I wish I could say that I am as strong as my appearance is to others. I can tell, you that the events of the past two months, as well as this past week, have shaken me to my core. The news of the progression (not healing) of Nick's cancer has left me feeling completely broken...more broken than I think I have ever been.
My heart has been broken from the moment I kissed the love of my life for the last time; from the moment Keith breathed his last. My heart broke more when I left that hospital room where his physical body lay. I felt another piece break when I viewed his prepared body for the first time, and again for the last. I do believe that each and every piece of my heart, that belonged to Keith, completely shattered when I shoveled the first dirt onto the casket. I have been living with those pieces of my heart for 2 months. I didn't think there was much left to break...until Wednesday.
When Nick's doctor told me the results of the scans, what was left of my heart shattered. I am broken. My heart is still beating, but it is broken. I'm still among the living, but I am broken.
For the first time in my life, my heart doesn't KNOW that God is with us. My head KNOWS, but it has to continually remind my heart. My experience has been the other way around. My heart has always known and had to remind my head. My head is now continually telling my heart that although it FEELS like God has slammed the door on me and mine, He has not. He is here. He is protecting us. He is the God of Psalm 121. I think my heart is so broken that it isn't hearing anything.
I don't know how to deal with this. I know my faith isn't weak. I know that I'm not turning away. I know that God is with me and the kids. I know God has a plan in this somewhere, even though I can't see it. I KNOW all of the "preacher" talk. I just don't know how to deal with what my broken heart is feeling and what my head knows. My heart knows all of these things too. It just can't focus right now.

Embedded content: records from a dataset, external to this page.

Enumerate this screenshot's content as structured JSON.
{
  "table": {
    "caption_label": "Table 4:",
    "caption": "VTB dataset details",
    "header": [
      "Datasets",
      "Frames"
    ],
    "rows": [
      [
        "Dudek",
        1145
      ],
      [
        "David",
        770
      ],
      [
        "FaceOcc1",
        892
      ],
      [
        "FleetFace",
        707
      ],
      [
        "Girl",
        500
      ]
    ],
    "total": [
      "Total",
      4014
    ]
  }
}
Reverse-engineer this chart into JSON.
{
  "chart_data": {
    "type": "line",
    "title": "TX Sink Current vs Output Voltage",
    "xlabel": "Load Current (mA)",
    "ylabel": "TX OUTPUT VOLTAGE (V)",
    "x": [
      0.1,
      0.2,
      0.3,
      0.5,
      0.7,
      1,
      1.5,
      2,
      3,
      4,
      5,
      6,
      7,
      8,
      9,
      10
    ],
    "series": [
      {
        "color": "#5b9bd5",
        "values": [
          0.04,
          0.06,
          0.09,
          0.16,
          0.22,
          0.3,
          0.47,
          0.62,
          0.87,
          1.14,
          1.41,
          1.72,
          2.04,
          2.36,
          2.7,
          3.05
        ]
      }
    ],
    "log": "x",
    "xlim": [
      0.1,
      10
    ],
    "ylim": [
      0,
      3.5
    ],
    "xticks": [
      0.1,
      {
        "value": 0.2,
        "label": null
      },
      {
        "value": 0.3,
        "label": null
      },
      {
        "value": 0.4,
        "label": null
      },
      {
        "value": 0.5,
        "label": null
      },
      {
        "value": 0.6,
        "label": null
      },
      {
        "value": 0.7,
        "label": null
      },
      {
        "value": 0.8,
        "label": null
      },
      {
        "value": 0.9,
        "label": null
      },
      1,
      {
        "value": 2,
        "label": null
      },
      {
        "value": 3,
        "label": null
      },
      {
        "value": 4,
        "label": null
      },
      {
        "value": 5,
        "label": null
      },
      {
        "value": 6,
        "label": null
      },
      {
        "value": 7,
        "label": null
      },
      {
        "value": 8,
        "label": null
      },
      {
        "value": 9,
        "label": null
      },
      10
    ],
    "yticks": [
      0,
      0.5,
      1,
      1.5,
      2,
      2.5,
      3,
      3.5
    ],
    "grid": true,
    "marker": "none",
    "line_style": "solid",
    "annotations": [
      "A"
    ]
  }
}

I wish I could be upbeat and positive right now. The honest truth is that I can't. The only thing that I can say is I'm broken. I am trying hard to cling to the foot of the cross. I am trying hard to figure out how to live with a broken heart that is still beating. I am trying to practice what Keith and I have always done: focusing on today and letting God have tomorrow. I am trying, but it just doesn't seem like it's enough.
Please pray for me and the kids. They are taking their cues from me as always. I'm having to expend so much energy trying to keep them focused on today and letting God have tomorrow that I am worn out.
I don't know if this post makes any sense, but it is what I am feeling. I don't expect anyone to be able to "fix" it or even have anything uplifting to say. You know it's bad when your counselor is rendered speechless at the latest developments in your life. :-)
I do know that I am still in His grip. I just wish I could feel it.